Thank you, Mr. Chairman. The role of Aboriginal Affairs and Intergovernmental Relations is one where we’re, in a sense, and I think the Member may have touched on this, but in a roundabout way we’re the face of our role when it comes to working with both Aboriginal governments and organizations, and with the federal government and with our provincial colleagues, with our communities, quite a gamut of things. In fact, we’ve now stretched ourselves to also deal with the federal government, Foreign Affairs, for example, on intergovernmental issues when it comes to Arctic Council and those areas.
The work that we have done, for example, some of the frustration that’s shared by some of the Members in the files we’ve worked on, it is not Aboriginal Affairs in a sense dictating to departments what has to be done, but through our mandates where we’ve gone through this in the time of this government and are coming forward with those mandates, renewed mandates, that sets the degree of negotiation that can happen, and I must say that we’ve been operating on some very old mandates. I’m glad to see we’re starting to bring those forward for renewal and I believe some of our Aboriginal partners will in fact like the results coming forward on that.
On the consultation piece, I must say that that is one where the Department of Aboriginal Affairs and Intergovernmental Relations became directly involved because of the many concerns we’ve heard about consultation and the different levels between departments. So we’ve got that work done and, in fact, working with the Department of Justice we have implemented the training modules. As I pointed out in my comments, we have identified or we have worked with 70 individuals all across the North in that package. The Department of Justice will be taking on the training modules and that part
of it as of April 1
st
on that side now that it’s been
identified and we have used court cases, we have used the land claims documents, we have used many resources that talk about Aboriginal rights and how they get defined, whether that is an agreement signed by governments or how the courts have added further clarification on that. So we have used that and that is what we continue to use. In fact, that applies to even the AIP process that we’ve undergone.

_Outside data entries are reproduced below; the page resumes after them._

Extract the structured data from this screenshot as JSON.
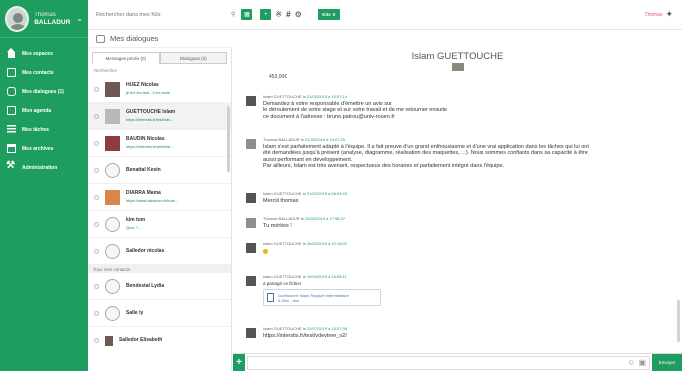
{
  "user": {
    "first_name": "Thomas",
    "last_name": "BALLADUR"
  },
  "sidebar": {
    "items": [
      {
        "label": "Mes espaces",
        "icon": "home-icon"
      },
      {
        "label": "Mes contacts",
        "icon": "contacts-icon"
      },
      {
        "label": "Mes dialogues (1)",
        "icon": "chat-icon"
      },
      {
        "label": "Mon agenda",
        "icon": "agenda-icon"
      },
      {
        "label": "Mes tâches",
        "icon": "tasks-icon"
      },
      {
        "label": "Mes archives",
        "icon": "archive-icon"
      },
      {
        "label": "Administration",
        "icon": "tools-icon"
      }
    ]
  },
  "topbar": {
    "search_placeholder": "Rechercher dans mes Kits",
    "badge_label": "Kits",
    "badge_count": "0",
    "user_label": "Thomas"
  },
  "section_title": "Mes dialogues",
  "list": {
    "tabs": [
      {
        "label": "Messages privés (0)"
      },
      {
        "label": "Dialogues (2)"
      }
    ],
    "filter_label": "Rechercher",
    "conversations": [
      {
        "name": "HUEZ Nicolas",
        "sub": "je fini les test - il en reste"
      },
      {
        "name": "GUETTOUCHE Islam",
        "sub": "https://interstis.fr/test/vdv..."
      },
      {
        "name": "BAUDIN Nicolas",
        "sub": "https://interstis.fr/web/nle..."
      },
      {
        "name": "Benattal Kevin",
        "sub": ""
      },
      {
        "name": "DIARRA Mama",
        "sub": "https://www.labocom.fr/inde..."
      },
      {
        "name": "kim tom",
        "sub": "Quoi ?..."
      },
      {
        "name": "Salledor nicolas",
        "sub": ""
      }
    ],
    "section_all": "Tous mes contacts",
    "contacts": [
      {
        "name": "Bendestal Lydia"
      },
      {
        "name": "Salle ly"
      },
      {
        "name": "Salledor Elisabeth"
      }
    ]
  },
  "chat": {
    "title": "Islam GUETTOUCHE",
    "pre_text": "453,00€",
    "messages": [
      {
        "author": "Islam GUETTOUCHE",
        "meta": "le 21/02/2019 à 10:07:14",
        "lines": [
          "Demandez à votre responsable d'émettre un avis sur",
          "le déroulement de votre stage et sur votre travail et de me retourner ensuite",
          "ce document à l'adresse : bruno.patrou@univ-rouen.fr"
        ]
      },
      {
        "author": "Thomas BALLADUR",
        "meta": "le 21/02/2019 à 10:07:29",
        "lines": [
          "Islam s'est parfaitement adapté à l'équipe. Il a fait preuve d'un grand enthousiasme et d'une vrai application dans les tâches qui lui ont",
          "été demandées jusqu'à présent (analyse, diagramme, réalisation des maquettes, ...). Nous sommes confiants dans sa capacité à être",
          "aussi performant en développement.",
          "Par ailleurs, Islam est très avenant, respectueux des horaires et parfaitement intégré dans l'équipe."
        ]
      },
      {
        "author": "Islam GUETTOUCHE",
        "meta": "le 21/02/2019 à 08:54:53",
        "lines": [
          "Merciii thomas"
        ]
      },
      {
        "author": "Thomas BALLADUR",
        "meta": "le 22/02/2019 à 17:58:47",
        "lines": [
          "Tu mérites !"
        ]
      },
      {
        "author": "Islam GUETTOUCHE",
        "meta": "le 26/02/2019 à 10:15:02",
        "lines": []
      },
      {
        "author": "Islam GUETTOUCHE",
        "meta": "le 19/04/2019 à 15:08:11",
        "lines": [
          "a partagé ce fichier"
        ],
        "file_name": "Guettouche Islam Rapport intermédiaire",
        "file_sub": "0.28m - doc"
      },
      {
        "author": "Islam GUETTOUCHE",
        "meta": "le 22/07/2019 à 15:07:38",
        "lines": [
          "https://interstis.fr/test/vdevtree_v2/"
        ]
      }
    ]
  },
  "composer": {
    "send_label": "Envoyer"
  },
  "colors": {
    "brand": "#1e9e5e",
    "accent_red": "#e0566b"
  }
}
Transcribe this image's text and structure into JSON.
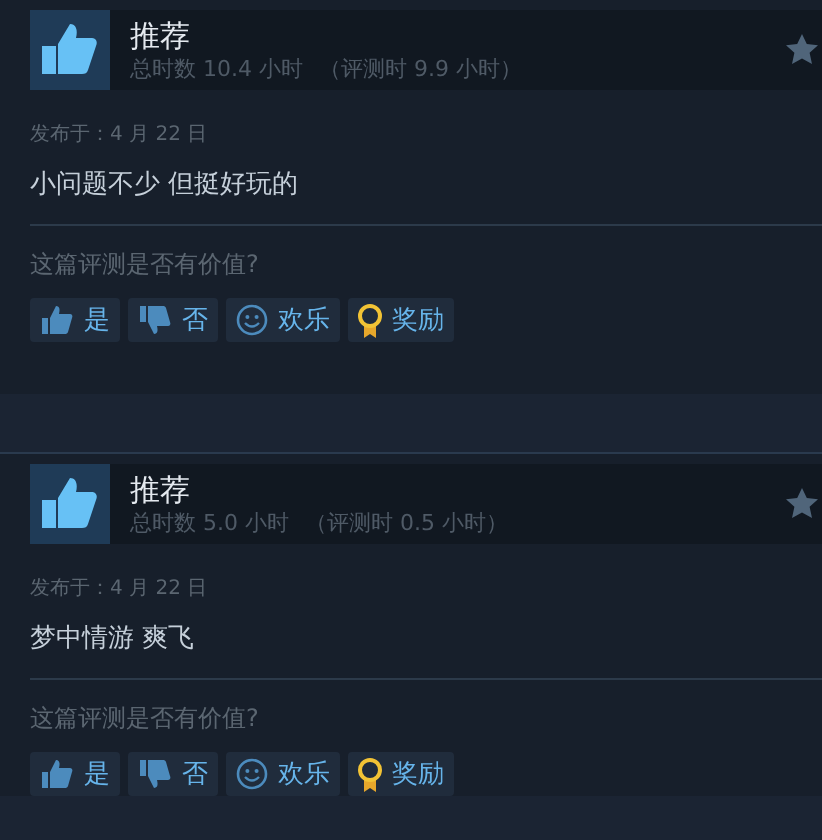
{
  "reviews": [
    {
      "title": "推荐",
      "recommended": true,
      "hours": "总时数 10.4 小时",
      "review_hours": "（评测时 9.9 小时）",
      "posted": "发布于：4 月 22 日",
      "text": "小问题不少 但挺好玩的",
      "question": "这篇评测是否有价值?",
      "buttons": [
        {
          "kind": "yes",
          "label": "是"
        },
        {
          "kind": "no",
          "label": "否"
        },
        {
          "kind": "funny",
          "label": "欢乐"
        },
        {
          "kind": "award",
          "label": "奖励"
        }
      ]
    },
    {
      "title": "推荐",
      "recommended": true,
      "hours": "总时数 5.0 小时",
      "review_hours": "（评测时 0.5 小时）",
      "posted": "发布于：4 月 22 日",
      "text": "梦中情游 爽飞",
      "question": "这篇评测是否有价值?",
      "buttons": [
        {
          "kind": "yes",
          "label": "是"
        },
        {
          "kind": "no",
          "label": "否"
        },
        {
          "kind": "funny",
          "label": "欢乐"
        },
        {
          "kind": "award",
          "label": "奖励"
        }
      ]
    }
  ]
}
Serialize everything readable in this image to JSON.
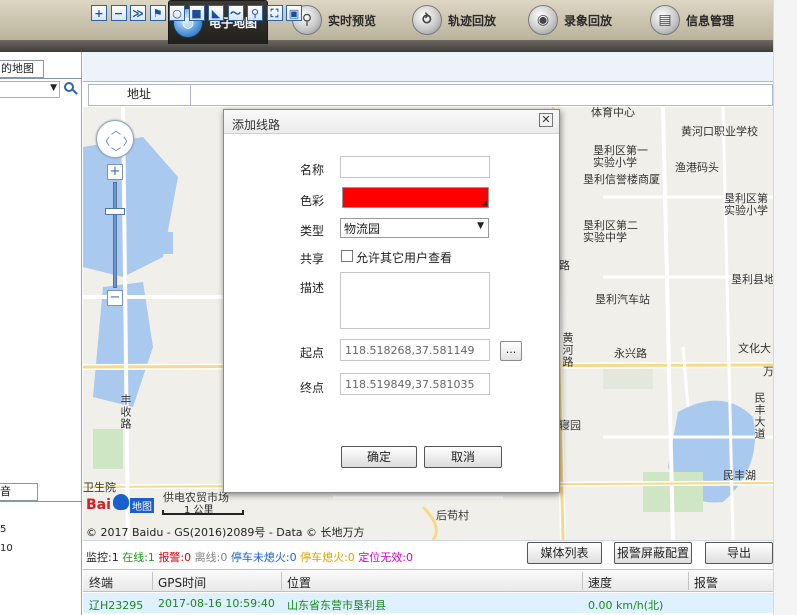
{
  "nav": {
    "tabs": [
      {
        "label": "电子地图",
        "icon": "globe-icon"
      },
      {
        "label": "实时预览",
        "icon": "search-icon"
      },
      {
        "label": "轨迹回放",
        "icon": "track-icon"
      },
      {
        "label": "录象回放",
        "icon": "camera-icon"
      },
      {
        "label": "信息管理",
        "icon": "info-icon"
      }
    ]
  },
  "left_panel": {
    "tab_label": "的地图",
    "tab2_label": "音",
    "row_digit_1": "5",
    "row_digit_2": "10"
  },
  "map_toolbar": {
    "tools": [
      "zoom-in-icon",
      "zoom-out-icon",
      "pan-icon",
      "flag-icon",
      "circle-icon",
      "rectangle-icon",
      "polygon-icon",
      "polyline-icon",
      "search-icon",
      "fullscreen-icon",
      "save-icon"
    ],
    "tool_glyphs": [
      "+",
      "−",
      "≫",
      "⚑",
      "○",
      "■",
      "◣",
      "〜",
      "⚲",
      "⛶",
      "▣"
    ]
  },
  "address": {
    "label": "地址"
  },
  "map": {
    "labels": [
      "体育中心",
      "黄河口职业学校",
      "垦利区第一",
      "实验小学",
      "渔港码头",
      "垦利信誉楼商厦",
      "垦利区第二",
      "实验中学",
      "垦利区第",
      "实验小学",
      "垦利县地",
      "垦利汽车站",
      "永兴路",
      "文化大",
      "万",
      "民丰大道",
      "民丰湖",
      "后苟村",
      "供电农贸市场",
      "丰收路",
      "寝园",
      "黄河路",
      "路",
      "卫生院"
    ],
    "scale_label": "1 公里",
    "copyright": "© 2017 Baidu - GS(2016)2089号 - Data © 长地万方",
    "logo_text_bai": "Bai",
    "logo_text_ditu": "地图"
  },
  "dialog": {
    "title": "添加线路",
    "close_glyph": "✕",
    "labels": {
      "name": "名称",
      "color": "色彩",
      "type": "类型",
      "share": "共享",
      "desc": "描述",
      "start": "起点",
      "end": "终点"
    },
    "name_value": "",
    "color_value": "#ff0000",
    "type_selected": "物流园",
    "share_text": "允许其它用户查看",
    "share_checked": false,
    "desc_value": "",
    "start_value": "118.518268,37.581149",
    "end_value": "118.519849,37.581035",
    "ellipsis_label": "...",
    "confirm_label": "确定",
    "cancel_label": "取消"
  },
  "status": {
    "monitor": "监控:1",
    "online": "在线:1",
    "alarm": "报警:0",
    "offline": "离线:0",
    "stopped_engine_on": "停车未熄火:0",
    "stopped_engine_off": "停车熄火:0",
    "pos_invalid": "定位无效:0",
    "buttons": {
      "media_list": "媒体列表",
      "alarm_mask": "报警屏蔽配置",
      "export": "导出"
    },
    "colors": {
      "online": "#1a9a1a",
      "alarm": "#e00000",
      "offline": "#888888",
      "stopped_engine_on": "#1a5fd0",
      "stopped_engine_off": "#e0a000",
      "pos_invalid": "#d000d0"
    }
  },
  "grid": {
    "columns": [
      "终端",
      "GPS时间",
      "位置",
      "速度",
      "报警"
    ],
    "rows": [
      {
        "terminal": "辽H23295",
        "gps_time": "2017-08-16 10:59:40",
        "location": "山东省东营市垦利县",
        "speed": "0.00 km/h(北)",
        "alarm": ""
      }
    ]
  }
}
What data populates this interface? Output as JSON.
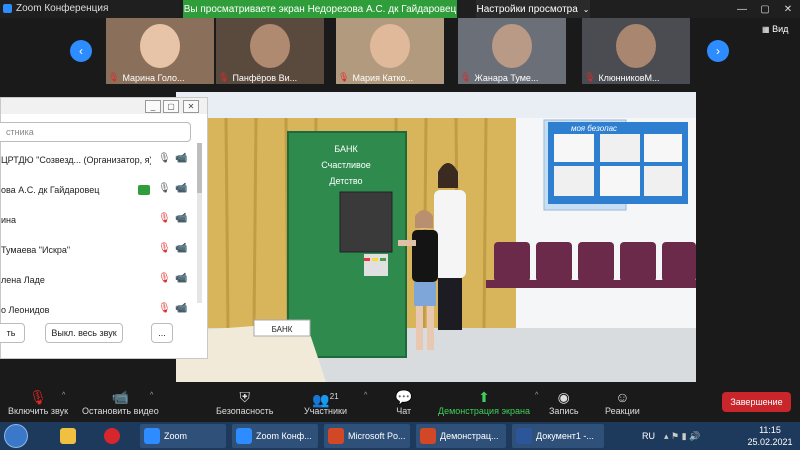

In fact, on the other side of it, implementation, we can show with records and minutes of meetings through implementation that from a GNWT side we’ve been honouring the intent of those discussions as well.
Within some of the frustrations I guess shared by Mr. Menicoche, we share very similar frustrations at times. The Edehzhie process was one of those where in fact the parties were informed the GNWT was supportive of the decision made by the federal government and we quickly reacted to that and in fact had their key staff person go back to the Dehcho and tell them that in fact that was not the case. In fact, we directed the Minister responsible to write a letter to the federal government and the Minister responsible to tell him that in fact we are absolutely not supportive. What we are supportive of was the existing process being extended until the final work that was done, because we felt that we were close to a decision point on Edehzhie and on that process felt that it should have been extended like many of the other agreements were. That’s what we continue to hold and support. In fact, I contacted the Dehcho grand chief, Mr. Gargan, on that.
On the chief negotiator process, we’re not involved in that. The federal government is key to that and we have no influence on that process of their selecting a chief negotiator.
On the western Premiers, I hope to, as I was saying in my opening comments, be able to showcase the North from around the North and our cultural events and try to get as much of our vast Territory in and highlight that to the western Premiers. I think probably even more importantly is the fact that we have the pen on the agenda to help get our subject matters on the table, a little more prominence of doing that. In fact, we’ll have a delegation team from there going in to Fort Simpson to meet with the chief and the mayor to go over some of the initial work that’s been happening on this.
I know there’s been many frustrations over the years on Aboriginal Affairs. For example, on our representation it’s highlighted, I guess I would put it this way, we’ve both been blessed and cursed. The fact that we’ve initiated some of the work that’s ongoing overall in the Government of the Northwest Territories, it was Aboriginal Affairs that first put in place setting up associate directors where we
would bring key P1 employees to the table to begin direct training in a number of areas so they could look at advancement. In fact, by doing that we’ve had some key individuals now move on and take roles, for example, we’ve had one of our key representatives go to Education, Culture and Employment. Our most recent person that we’ve brought on has now been scooped up by the Department of Environment and Natural Resources and these were key positions in moving forward. We were hoping that we’d be able to, I think we’ve set the example, in fact Human Resources adopted that associate director role and are now using that more government-wide. So in one hand we’ve done a good job, but on the fact of it when you look at it, it’s hard to show that advancement without going into the people who have come into our system who have stepped up and gone on to move to higher places in the government overall.Thank you, Mr. Chairman.